Friedhelm Zeuner: Retirement Home, 1968–1969
- Bremen, Germany, Show on map
- #RES #Western Europe
-
Right next to the Methodist church, which was built in 1950 according to plans by Eberhard and Hermann Gildemeister, the retirement home building by architect Friedhelm Zeuner was constructed in two phases starting in 1967. It is a three-storey, flat-roofed building with a staggered storey and whitewashed brick façades. The latter creates a structural ensemble with the church, which is also white, despite the different architectural languages of the two buildings. In contrast to the church, which is characterized by a classic building shape with pitched roof, the façade of the retirement home has plastic-sculptural elements. These include the four semi-cylindrical, windowless projections above the recessed main entrance, which alternate with narrow strips of windows, or the three-dimensional grid of projections and recesses in the brickwork, which is created by deep loggia recesses and balconies with solid brick balustrades rounded on one side.

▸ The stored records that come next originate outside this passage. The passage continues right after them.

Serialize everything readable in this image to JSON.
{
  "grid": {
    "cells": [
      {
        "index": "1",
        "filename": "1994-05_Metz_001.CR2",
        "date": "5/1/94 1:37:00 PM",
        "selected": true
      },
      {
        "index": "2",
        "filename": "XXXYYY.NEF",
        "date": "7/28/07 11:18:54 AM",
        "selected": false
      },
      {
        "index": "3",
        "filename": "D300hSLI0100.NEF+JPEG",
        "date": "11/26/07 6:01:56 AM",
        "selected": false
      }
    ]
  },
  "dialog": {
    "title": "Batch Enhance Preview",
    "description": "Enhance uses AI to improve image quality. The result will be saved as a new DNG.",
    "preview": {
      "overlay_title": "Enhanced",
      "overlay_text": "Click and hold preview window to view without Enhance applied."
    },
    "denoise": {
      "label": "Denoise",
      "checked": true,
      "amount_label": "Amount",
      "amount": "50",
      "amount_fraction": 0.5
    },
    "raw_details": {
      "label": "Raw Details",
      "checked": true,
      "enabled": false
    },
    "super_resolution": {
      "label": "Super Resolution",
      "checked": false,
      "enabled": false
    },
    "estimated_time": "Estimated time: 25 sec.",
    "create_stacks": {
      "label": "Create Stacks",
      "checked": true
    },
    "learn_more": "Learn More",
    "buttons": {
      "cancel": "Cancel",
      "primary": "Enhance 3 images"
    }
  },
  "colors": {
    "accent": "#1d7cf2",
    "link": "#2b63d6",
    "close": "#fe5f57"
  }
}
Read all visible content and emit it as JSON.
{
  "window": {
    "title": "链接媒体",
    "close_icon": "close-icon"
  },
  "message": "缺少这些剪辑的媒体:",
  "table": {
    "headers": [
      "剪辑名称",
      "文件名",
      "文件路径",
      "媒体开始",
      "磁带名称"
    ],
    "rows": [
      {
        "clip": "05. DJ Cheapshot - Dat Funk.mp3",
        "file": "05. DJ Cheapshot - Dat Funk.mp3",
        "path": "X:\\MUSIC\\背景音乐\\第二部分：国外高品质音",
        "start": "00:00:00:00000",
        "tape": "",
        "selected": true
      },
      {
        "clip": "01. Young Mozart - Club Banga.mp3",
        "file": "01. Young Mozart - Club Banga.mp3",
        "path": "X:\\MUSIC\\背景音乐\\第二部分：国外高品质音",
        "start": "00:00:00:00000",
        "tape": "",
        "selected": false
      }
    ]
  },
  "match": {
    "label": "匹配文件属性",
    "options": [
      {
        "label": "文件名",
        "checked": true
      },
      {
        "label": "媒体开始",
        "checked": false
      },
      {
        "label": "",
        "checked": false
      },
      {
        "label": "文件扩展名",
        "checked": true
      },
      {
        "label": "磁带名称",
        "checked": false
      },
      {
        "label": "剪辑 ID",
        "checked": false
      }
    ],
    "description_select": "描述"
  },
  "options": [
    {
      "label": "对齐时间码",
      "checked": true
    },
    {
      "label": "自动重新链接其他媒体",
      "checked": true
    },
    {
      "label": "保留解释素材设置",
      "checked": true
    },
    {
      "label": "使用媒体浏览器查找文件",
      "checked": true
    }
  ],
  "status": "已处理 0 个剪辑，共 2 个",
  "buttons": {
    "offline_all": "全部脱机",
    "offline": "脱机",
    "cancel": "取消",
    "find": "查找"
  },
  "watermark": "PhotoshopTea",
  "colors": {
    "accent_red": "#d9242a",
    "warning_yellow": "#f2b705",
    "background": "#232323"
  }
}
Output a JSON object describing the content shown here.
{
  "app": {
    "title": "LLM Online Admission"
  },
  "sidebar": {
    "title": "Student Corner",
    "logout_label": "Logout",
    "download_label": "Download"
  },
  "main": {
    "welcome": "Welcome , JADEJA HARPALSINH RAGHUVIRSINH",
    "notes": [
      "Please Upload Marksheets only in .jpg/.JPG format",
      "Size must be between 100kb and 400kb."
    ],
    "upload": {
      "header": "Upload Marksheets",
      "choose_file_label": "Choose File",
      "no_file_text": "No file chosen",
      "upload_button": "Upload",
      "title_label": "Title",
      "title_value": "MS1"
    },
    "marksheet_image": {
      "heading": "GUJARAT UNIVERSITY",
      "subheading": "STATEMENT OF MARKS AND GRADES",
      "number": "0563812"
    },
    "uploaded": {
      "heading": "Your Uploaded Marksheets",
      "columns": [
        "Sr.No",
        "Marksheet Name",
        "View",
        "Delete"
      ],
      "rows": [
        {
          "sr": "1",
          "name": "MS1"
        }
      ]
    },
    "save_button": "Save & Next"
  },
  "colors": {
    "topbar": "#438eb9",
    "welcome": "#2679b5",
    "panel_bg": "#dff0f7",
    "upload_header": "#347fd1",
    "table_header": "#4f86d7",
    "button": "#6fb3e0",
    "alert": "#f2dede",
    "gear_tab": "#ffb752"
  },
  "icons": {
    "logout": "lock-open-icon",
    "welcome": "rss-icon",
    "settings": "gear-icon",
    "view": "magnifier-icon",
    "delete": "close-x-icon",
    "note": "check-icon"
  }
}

With its contour-following white slurry on the bricks, the building is not showing the material “as found” in the classical sense. However, as the Bremen State Office for the Preservation of Monuments aptly puts it, “[t]he sculptural character of the building, its clear forms and the recognizably different treatment of the façades depending on the use behind them [...] take up important features of brutalist architecture.”
-
In use. Heritage protected since 2024. As a well-preserved example of Brutalism, which is not often represented in Bremen’s urban area, the retirement home is of significant architectural importance (last updated on May 22, 2024).